I’m working on Chrome’s build system at Google. We are switching the build scripts to a new system which uses an ingenious testing system that I’ve never seen before (though it seems like the kind of thing that would be well-known). For each build script, we have a few test inputs to run it on. The tests run all of our scripts on all of their test inputs, but rather than running the commands, they simply record the commands that would have been run into “test expectation” files, which we then check into source control.
Checking in these auto-generated files is the ingenious part. Now, when we want to change or refactor anything about the system, we simply make the change, regenerate the expectations, and do a git diff. This will tell us what the effects of our change are. If it’s supposed to be a refactor, then there should be no expectation diffs. If it’s supposed to change something, we can look through the diffs and make sure that it changed exactly what it was supposed to. These expectation files are a form of specification, except they live at the opposite end of the development chain.
This fits in nicely with a Haskell development flow that I often use. The way it usually goes: I write a function, get it to compile cleanly, then I go to ghci and try it on a few conspicuous inputs. Does it work with an empty list? What about an infinite list (and I trim the output if the output is also infinite to sanity check). I give it enough examples that I have a pretty high confidence that it’s correct. Then I move on, assuming it’s correct, and do the same with the next function.

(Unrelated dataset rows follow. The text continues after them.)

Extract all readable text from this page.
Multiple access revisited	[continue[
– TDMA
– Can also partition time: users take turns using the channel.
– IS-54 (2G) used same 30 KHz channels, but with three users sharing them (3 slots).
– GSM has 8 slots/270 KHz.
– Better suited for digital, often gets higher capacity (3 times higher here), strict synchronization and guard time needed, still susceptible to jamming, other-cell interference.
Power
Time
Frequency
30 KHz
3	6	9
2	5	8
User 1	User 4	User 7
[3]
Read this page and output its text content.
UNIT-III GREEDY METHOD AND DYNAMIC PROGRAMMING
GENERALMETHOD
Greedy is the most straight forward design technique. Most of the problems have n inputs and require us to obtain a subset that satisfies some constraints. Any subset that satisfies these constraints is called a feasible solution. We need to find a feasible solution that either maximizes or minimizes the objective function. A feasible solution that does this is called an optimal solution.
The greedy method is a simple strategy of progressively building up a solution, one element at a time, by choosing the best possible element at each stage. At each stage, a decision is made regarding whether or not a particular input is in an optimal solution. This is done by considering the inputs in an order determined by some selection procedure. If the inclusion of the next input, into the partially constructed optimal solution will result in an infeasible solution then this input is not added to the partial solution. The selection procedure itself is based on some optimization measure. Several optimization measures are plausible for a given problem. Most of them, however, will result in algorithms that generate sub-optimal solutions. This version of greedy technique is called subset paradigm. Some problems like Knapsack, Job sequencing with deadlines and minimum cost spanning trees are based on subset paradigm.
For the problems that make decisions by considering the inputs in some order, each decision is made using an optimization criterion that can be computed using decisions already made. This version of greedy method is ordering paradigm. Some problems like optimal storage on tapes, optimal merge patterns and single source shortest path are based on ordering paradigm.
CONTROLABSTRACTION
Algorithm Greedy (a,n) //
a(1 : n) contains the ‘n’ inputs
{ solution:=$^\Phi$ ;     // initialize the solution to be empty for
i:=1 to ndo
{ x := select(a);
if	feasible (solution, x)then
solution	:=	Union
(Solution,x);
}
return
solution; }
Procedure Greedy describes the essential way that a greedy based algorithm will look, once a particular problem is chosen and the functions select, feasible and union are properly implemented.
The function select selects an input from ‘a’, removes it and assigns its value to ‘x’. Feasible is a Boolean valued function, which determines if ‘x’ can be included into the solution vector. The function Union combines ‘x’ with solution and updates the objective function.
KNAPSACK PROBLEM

I really enjoy this way of working. It’s “hands on”.
What if my environment recorded my playground session, so that whenever I changed a function, I could see its impact? It would mark the specific cases that changed, so that I could make sure I’m not regressing. It’s almost the same as unit tests, but with a friendlier workflow and less overhead (reading rather than writing). Maybe a little less intentional and therefore a little more error-prone, but it would be less error-prone than the regression testing strategy I currently use for my small projects (read: none).
It’s bothersome to me that this is hard to make. It seems like such a simple idea. Maybe it is easy and I’m just missing something.